On the Mac Studio M3 Ultra. Owners keep being surprised by raw capacity. A 512GB owner running the 671B DeepSeek R1 posted "Yes it works! First test, and I'm blown away! 18.43 tokens/sec." They are also clear about the trade: another owner summed the machine up as "a slightly weakened 3090 with 512GB," which is the whole story, the compute is modest, the memory pool is enormous.

So which should you buy?

If you...Buy
Run models up to ~32B, want the fastest decode and prompt processing, fine-tune, or serve usersRTX 5090
Do coding, RAG, or long-context agent work (prefill matters most)RTX 5090
Need to run a 70B, a 100B+ dense model, or a big MoE (DeepSeek, Qwen 235B) at allMac Studio M3 Ultra (the only one that fits it)
Want a quiet, low-power, always-on box and can accept slow prompt processingMac Studio M3 Ultra

The one-line version: the 5090 is the faster, cheaper, more capable machine right up to the 32GB wall, and useless past it. The Mac Studio is slower and pricier at any given model size, and the only consumer box that runs the models that do not fit. They are not really competitors; they are answers to different questions. To see which side of the 32GB line your model falls on, run it through our Can I run it? calculator, and price buying either against renting with the cost calculator.

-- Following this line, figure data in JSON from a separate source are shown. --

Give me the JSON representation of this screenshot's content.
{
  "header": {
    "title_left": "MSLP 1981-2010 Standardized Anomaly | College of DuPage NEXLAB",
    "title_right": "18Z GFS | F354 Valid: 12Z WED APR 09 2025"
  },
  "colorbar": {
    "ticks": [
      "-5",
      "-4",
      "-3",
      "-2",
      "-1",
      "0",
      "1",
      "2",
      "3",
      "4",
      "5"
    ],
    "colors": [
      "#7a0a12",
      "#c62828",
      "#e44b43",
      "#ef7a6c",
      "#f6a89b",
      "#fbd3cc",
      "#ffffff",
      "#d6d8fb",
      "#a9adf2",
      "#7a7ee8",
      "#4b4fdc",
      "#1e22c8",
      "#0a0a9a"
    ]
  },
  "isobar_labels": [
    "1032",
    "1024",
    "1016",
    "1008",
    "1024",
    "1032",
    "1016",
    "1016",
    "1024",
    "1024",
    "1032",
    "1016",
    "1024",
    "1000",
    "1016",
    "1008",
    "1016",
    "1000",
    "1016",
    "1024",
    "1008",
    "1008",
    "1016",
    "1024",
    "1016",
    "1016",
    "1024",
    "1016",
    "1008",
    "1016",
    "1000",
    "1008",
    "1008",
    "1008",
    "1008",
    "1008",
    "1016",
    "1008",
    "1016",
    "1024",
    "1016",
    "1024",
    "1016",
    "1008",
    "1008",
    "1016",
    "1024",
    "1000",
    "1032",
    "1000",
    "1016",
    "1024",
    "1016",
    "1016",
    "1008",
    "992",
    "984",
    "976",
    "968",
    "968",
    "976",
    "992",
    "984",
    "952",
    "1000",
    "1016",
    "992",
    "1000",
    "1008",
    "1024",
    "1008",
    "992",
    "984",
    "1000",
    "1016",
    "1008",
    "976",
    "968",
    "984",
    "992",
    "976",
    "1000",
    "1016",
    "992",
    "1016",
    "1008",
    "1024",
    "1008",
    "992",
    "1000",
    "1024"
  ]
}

Sources and how we researched this

We have not tested these machines first-hand; this synthesizes owner-measured numbers and vendor specs. Decode and prefill figures come from LocalScore (the identical-harness 8B pairing), MLX benchmark discussions, Hardware Corner's 5090 llama-bench runs, and owners of the M3 Ultra (including the DeepSeek 671B and Qwen 235B reports). Specs and pricing are from NVIDIA, TechPowerUp, Apple, and Tom's Hardware (which documented Apple pulling the 512GB option). Owner figures are single-configuration and vary by quant, context length, runtime (MLX vs llama.cpp), and driver version; several 5090 "runs a 70B" claims elsewhere are bandwidth-formula estimates, not measured runs, and a 70B does not fit 32GB at usable quant.